Contra las gaitas

No hay instrumento que me resulte más desagradable, a fuerza de estruendoso y poco edificante, que la gaita. Si bien es cierto que el recuerdo, por desgracia imborrable, de los gaiteros de Fraga, en mi caso, juega claramente en su contra, creo que mi desencuentro con ella va mucho más allá de esta magna anécdota de aquel popular populista tan admirado por estos lares. Si les soy sincero, pensaba escribir sobre otra cosa, asuntos más ingrávidos y sutiles, pero en mitad de un pensamiento cazado al vuelo, rugieron las gaitas bajo mi ventana. Su irritante sonido penetra muros y cristales, te impide pensar y por supuesto realizar cualquier otra actividad cotidiana, como escuchar tu propia música, leer o escribir. A pesar de haberme topado muchas veces con desastrosos e hirientes gaiteros solitarios, a menudo desafinados (no debe ser un instrumento fácil) y siempre desafiando la paciencia de su público cautivo, es habitual verlos en grupo o acompañados por simpáticos tamborileros que hacen las delicias de los farmacéuticos de la zona. Claro que he tenido que sufrir también las serenatas de repelentes guitarristas a quienes de buena gana les hubiese pagado unas clases con mi amigo Luis Tinaquero, excelente músico que se ha dejado las yemas de los dedos tocando en las calles de esta ciudad, pero con estilo, amigos míos, y mucha maestría. Porque entre el ruido y la música la diferencia no es baladí. No sé si se deberá a esa moda televisiva de la pornografía del talento, pero cada vez hay más gente dispuesta a darle la turra al personal sin albergar el menor sentido del ridículo ni, por supuesto, conocimientos musicales de ninguna clase. Y, por si esto fuera poco, y no les pareciese suficiente con torturar a los desarmados viandantes que se ven obligados a pasar por delante de ellos, de un tiempo a esta parte, suelen venir pertrechados con amplificadores potentísimos que agravan su delito con el consiguiente allanamiento, múltiple, de morada. El silencio cada vez tiene más mala prensa, no vayamos a parecer gente aburrida, y tomarse la molestia de aprender a hacer bien las cosas está sin duda en franco retroceso en casi todos los ámbitos de la vida, pero en el arte, la tendencia se ha convertido en pandemia. El colmo de todo esto es que los supuestos artistas se arroguen el derecho a tener un público forzoso. 

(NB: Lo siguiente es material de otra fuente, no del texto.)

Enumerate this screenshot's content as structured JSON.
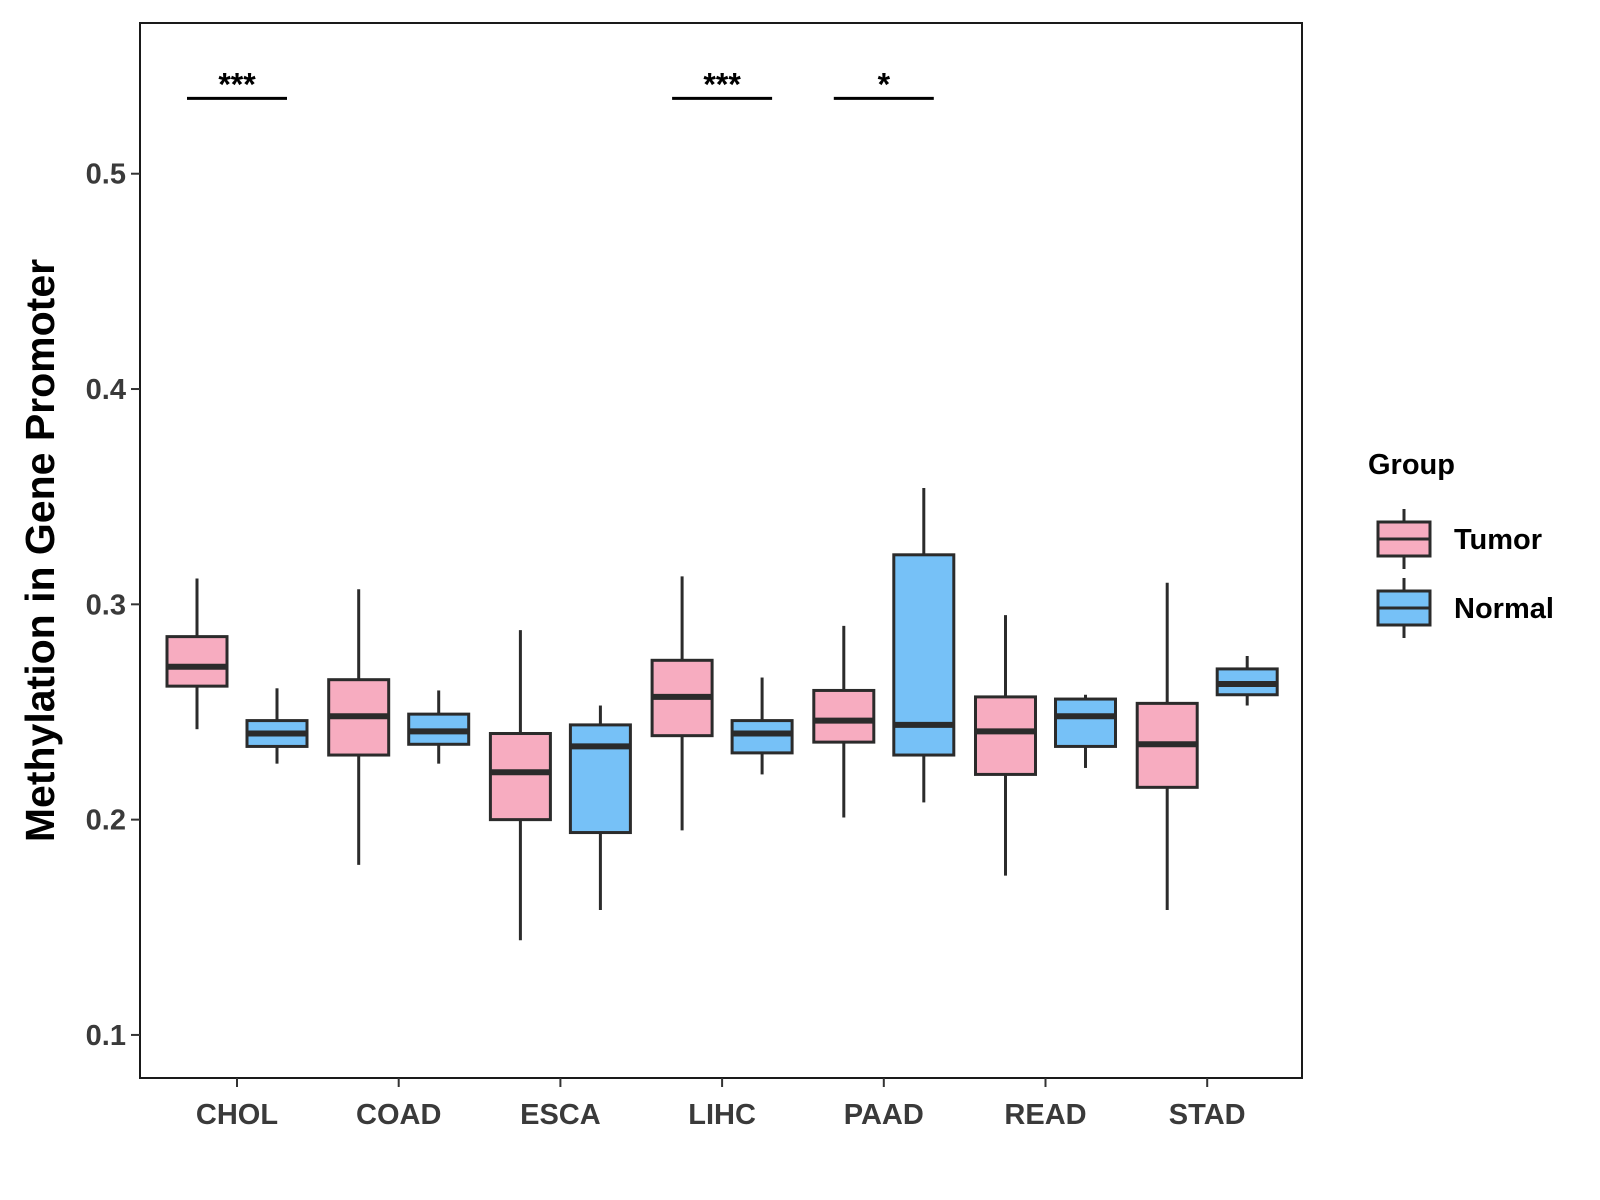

Sin embargo, si he de ser sincero, con la gaita, qué quieren que les diga, me importa bien poco el virtuosismo del gaitero. Supongo que habrá lugares más apropiados que la calle bajo la que escribo para que atruenen a gusto, espacios bien acondicionados donde los amantes de las gaitas puedan ir a disfrutar de sus folclóricas melodías sin tener que obligarnos a los demás a sufrirlas. 

Mira por dónde, justo ahora se ha puesto a llover. Si es que no puedo quejarme tanto. Bendito clima.